The announcement came in March and follows a decision to halt construction of the plants in November last year. Pennsylvania based Air Products, the firm behind the development, cited difficulties with the first of the two 50 MW plants, which had been undergoing tests before the work was brought to a halt. These apparently highlighted “additional design and operational challenges” that would have required significant cost and time to overcome.
The 4 March announcement was to the effect that the firm will be discontinuing its Energy-from-Waste silo completely, to focus on its core business of Industrial Gases.
Good PR but not yet workable?
Although relatively undeveloped for waste feedstocks, gasification looks to have many advantages over traditional thermal treatment, and is unencumbered by the public opposition that often dogs plant proposals involving the latter technology, at least in the UK and US.

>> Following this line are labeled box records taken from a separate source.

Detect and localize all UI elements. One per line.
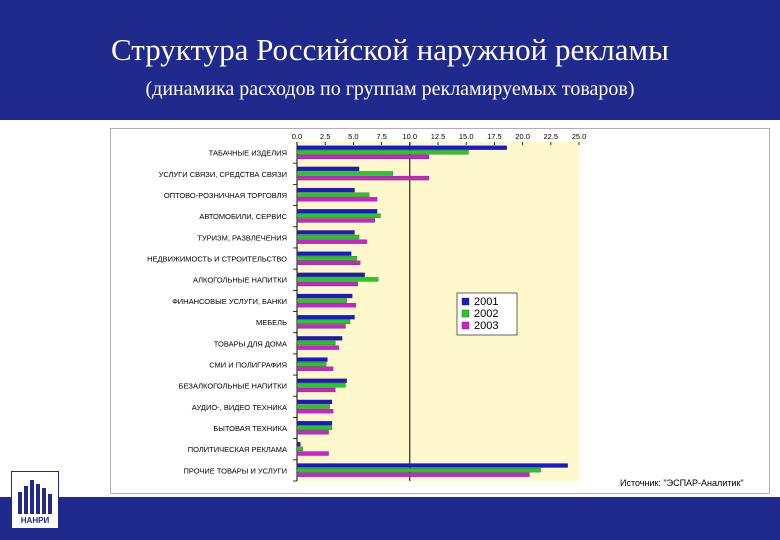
bar-2001 <box>296 442 301 447</box>
bar-2001 <box>296 293 353 299</box>
bar-2002 <box>296 467 541 473</box>
bar-2002 <box>296 234 360 240</box>
logo-text: НАНРИ <box>20 516 50 525</box>
bar-2001 <box>296 378 347 383</box>
bar-2001 <box>296 420 333 426</box>
x-tick-label: 5.0 <box>348 132 358 141</box>
bar-2003 <box>296 408 334 414</box>
bar-2001 <box>296 230 355 235</box>
category-label: ТАБАЧНЫЕ ИЗДЕЛИЯ <box>209 149 287 158</box>
category-label: УСЛУГИ СВЯЗИ, СРЕДСТВА СВЯЗИ <box>159 170 287 179</box>
bar-2003 <box>296 260 361 265</box>
bar-2003 <box>296 430 329 435</box>
page-title: Структура Российской наружной рекламы <box>111 32 669 67</box>
legend-label-2003: 2003 <box>474 320 498 332</box>
bar-2003 <box>296 387 336 393</box>
bar-chart: 0.0 2.5 5.0 7.5 10.0 12.5 15.0 17.5 20.0 22.5 25.0… <box>147 132 587 482</box>
x-tick-label: 12.5 <box>431 132 446 141</box>
bar-2002 <box>296 150 469 155</box>
bar-2002 <box>296 298 347 303</box>
bar-2002 <box>296 192 370 197</box>
legend-label-2002: 2002 <box>474 308 498 320</box>
bar-2002 <box>296 213 381 219</box>
bar-2001 <box>296 166 360 172</box>
x-tick-label: 7.5 <box>376 132 386 141</box>
bar-2003 <box>296 239 368 244</box>
category-label: ТУРИЗМ, РАЗВЛЕЧЕНИЯ <box>197 233 287 242</box>
page-subtitle: (динамика расходов по группам рекламируе… <box>145 78 635 100</box>
x-tick-label: 10.0 <box>402 132 417 141</box>
category-label: СМИ И ПОЛИГРАФИЯ <box>209 360 287 369</box>
bar-2001 <box>296 187 355 193</box>
header-banner: Структура Российской наружной рекламы (д… <box>0 0 780 120</box>
bar-2001 <box>296 315 355 320</box>
bar-2003 <box>296 154 430 160</box>
bar-2003 <box>296 218 375 223</box>
bar-2002 <box>296 446 303 452</box>
bar-2002 <box>296 404 330 409</box>
bar-2001 <box>296 336 343 341</box>
x-tick-label: 22.5 <box>543 132 558 141</box>
category-label: ПОЛИТИЧЕСКАЯ РЕКЛАМА <box>188 445 287 454</box>
legend-swatch-2002 <box>461 309 470 318</box>
bar-2002 <box>296 277 379 282</box>
legend-swatch-2001 <box>461 297 470 306</box>
legend-swatch-2003 <box>461 321 470 330</box>
category-label: ФИНАНСОВЫЕ УСЛУГИ, БАНКИ <box>172 297 287 306</box>
chart-frame: 0.0 2.5 5.0 7.5 10.0 12.5 15.0 17.5 20.0 22.5 25.0… <box>110 128 770 494</box>
x-tick-label: 20.0 <box>515 132 530 141</box>
legend-label-2001: 2001 <box>474 296 498 308</box>
bar-2002 <box>296 256 357 261</box>
category-label: АУДИО-, ВИДЕО ТЕХНИКА <box>192 403 287 412</box>
category-label: АВТОМОБИЛИ, СЕРВИС <box>199 212 287 221</box>
category-label: БЕЗАЛКОГОЛЬНЫЕ НАПИТКИ <box>179 382 287 391</box>
category-label: ТОВАРЫ ДЛЯ ДОМА <box>214 339 287 348</box>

One unusual possibility that had been discussed in connection with the Teeside plants was that of generating renewable hydrogen for commercial use, such as with public transport projects.
However the technology is relatively new. The plant being built at Port Clarence, near Hartlepool, was to use advanced plasma gasification technology, employing extremely high temperatures to convert waste into syngas, which could then be used to power gas turbine driven generators and generate baseload electricity.
Air Product’s decision to discontinue development entails a write-off of around £770 million for the firm and has resulted in 700 job losses.
Union blames firm
A press release from the GMB union blamed “incompetence” on the part of the firm. “Both Tees Valley energy from waste projects, TV1 and TV2, have provided employment for the region but the inability of Air Products to purchase the right, proven technology and then its reported incompetence at rectifying the design flaws has now resulted in both plants being potentially scrapped”.
“The knock-on effect is going to deny work for the local supply chain and jobs for local people in both running the plants and maintaining them. You couldn’t invent a story like this if you tried”.
RDF producer Impetus Waste Management has said the decision will not affect its own operations in Teeside. IWM has been exporting to continental Europe since last year, a change of strategy intended to protect the firm from a possible Air Products closure.